Tubocurarine also has this. This similarity allows it also to bind and be a competitive antagonist. Big bulky molecules with little rotation, will not free up the receptor for ACh to bind.

30
Q

What are the effects of tubocurarine?

A

The initial effect of tubocurarine is flaccid paralysis –>extrinsic eye muscles (double vision) –> small muscles of face, limbs and pharynx –> respiratory muscles

The recovery is the reversal of these effect- i.e. eye muscles are the first to be blocked and recover last.

31
Q

What is tubocurarine’s method of action?

A

It is a competitive nAChR antagonist.

A block of 70-80% of the nAChR is needed for flaccid paralysis

32
Q
A

There is a stimulation of the EPP but this will be insufficient for AP firing.

AP will not carry through

33
Q

How is tubocurarine administered and describe the half-life

A

Administered IV (highly charged)

Can be used in C section as does not cross placenta- does not cross BBB either.

Acting for 1-2 hours- longer duration of paralysis

Not metabolised but fully excreted- 70% in urine and 30% bile.

34
Q

What are 3 clinical uses of tubocurarine?

A
  1. Relaxation of skeletal muscles- you can increase the dose of general anaesthetic; you can get the skeletal muscle relaxant. But you don’t want too much anaesthetic, so you use non-depolarising blockers during surgery. The patients will wake up faster.
  2. Permits artificial ventilation- Given to people of ventilators so their respiratory muscles relax, and they are not working against the ventilators.
  3. These non-depolarising drugs can be reversed by anticholinesterases. This can be used to raise the endogenous ACh level, you can overcome the tubocurarine block (as it is competitive)- you can bring a patient around quicker.
35
Q

What should you do if a patient with a renal or hepatic impariment needs to use tubocurarine?

A

If a patient has renal or hepatic impairment, the drug would be longer acting so you’d want to use an alternative.
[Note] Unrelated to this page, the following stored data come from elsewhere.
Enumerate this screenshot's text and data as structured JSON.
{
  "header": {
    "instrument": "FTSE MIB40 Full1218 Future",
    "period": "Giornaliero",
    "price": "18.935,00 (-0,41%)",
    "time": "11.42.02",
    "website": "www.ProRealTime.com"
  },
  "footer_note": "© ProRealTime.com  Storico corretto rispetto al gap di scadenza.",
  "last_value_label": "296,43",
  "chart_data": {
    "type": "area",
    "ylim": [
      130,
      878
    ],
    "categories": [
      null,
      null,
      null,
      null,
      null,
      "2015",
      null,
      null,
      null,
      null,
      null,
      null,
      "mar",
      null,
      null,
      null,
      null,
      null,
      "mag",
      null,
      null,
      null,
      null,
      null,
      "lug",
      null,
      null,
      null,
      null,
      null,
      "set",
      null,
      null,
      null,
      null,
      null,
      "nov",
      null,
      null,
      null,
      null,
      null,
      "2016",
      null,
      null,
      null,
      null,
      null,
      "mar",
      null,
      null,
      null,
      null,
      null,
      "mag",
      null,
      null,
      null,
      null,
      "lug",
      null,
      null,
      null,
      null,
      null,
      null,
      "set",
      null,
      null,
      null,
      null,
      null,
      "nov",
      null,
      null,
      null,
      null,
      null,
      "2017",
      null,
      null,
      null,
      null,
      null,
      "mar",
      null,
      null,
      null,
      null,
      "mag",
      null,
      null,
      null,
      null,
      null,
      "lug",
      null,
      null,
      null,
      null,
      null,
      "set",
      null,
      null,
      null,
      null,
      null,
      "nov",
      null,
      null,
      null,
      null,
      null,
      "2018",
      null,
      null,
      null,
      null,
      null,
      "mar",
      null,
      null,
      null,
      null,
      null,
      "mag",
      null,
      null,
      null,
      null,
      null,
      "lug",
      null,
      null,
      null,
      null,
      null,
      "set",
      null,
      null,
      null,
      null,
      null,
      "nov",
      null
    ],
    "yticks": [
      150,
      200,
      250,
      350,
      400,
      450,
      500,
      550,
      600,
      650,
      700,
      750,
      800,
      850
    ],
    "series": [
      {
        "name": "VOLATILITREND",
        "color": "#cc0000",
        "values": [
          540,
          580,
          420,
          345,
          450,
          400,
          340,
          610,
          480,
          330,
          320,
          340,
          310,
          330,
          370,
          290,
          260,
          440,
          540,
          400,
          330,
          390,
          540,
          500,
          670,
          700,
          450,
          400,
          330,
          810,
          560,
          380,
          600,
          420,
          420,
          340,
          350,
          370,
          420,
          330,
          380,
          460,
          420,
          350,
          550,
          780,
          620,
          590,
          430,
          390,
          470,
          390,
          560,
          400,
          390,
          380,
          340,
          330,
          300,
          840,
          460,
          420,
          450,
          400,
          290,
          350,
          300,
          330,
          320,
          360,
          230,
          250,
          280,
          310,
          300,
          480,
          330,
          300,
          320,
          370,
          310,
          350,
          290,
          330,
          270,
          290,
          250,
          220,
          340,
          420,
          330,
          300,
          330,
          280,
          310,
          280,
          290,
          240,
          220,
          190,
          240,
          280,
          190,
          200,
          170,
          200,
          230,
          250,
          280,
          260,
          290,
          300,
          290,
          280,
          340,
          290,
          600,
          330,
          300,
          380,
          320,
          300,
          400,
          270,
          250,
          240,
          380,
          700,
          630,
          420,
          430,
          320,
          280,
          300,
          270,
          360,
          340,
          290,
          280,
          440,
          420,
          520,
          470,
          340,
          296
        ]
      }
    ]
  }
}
Use atracurium- unstable at physiological pHs. It breaks down spontaneously (hydrolysed in the plasma)- in 15 minutes is broken down.

36
Q

What are the unwanted effects of tubocurarine?

A

(Ganglion block- histamine release- leakage from mast cells, not a receptor-mediated response. Tubocurarine is SO BASIC)

  • Hypotension- reduction in TPR and reduction in BP.
  • Vasodilation- from histamine and reduction in BP
  • Tachycardia- can rise to arrhythmias- reflex to the drop in BP but also due to the blockade of vagal ganglia (the PNS)- therefore there will be an increase in HR
  • Bronchospasm and increase secretions (bronchial and salivary)- due to histamine release
  • Apnoea- always assist the respiration when you use neuromuscular blockers.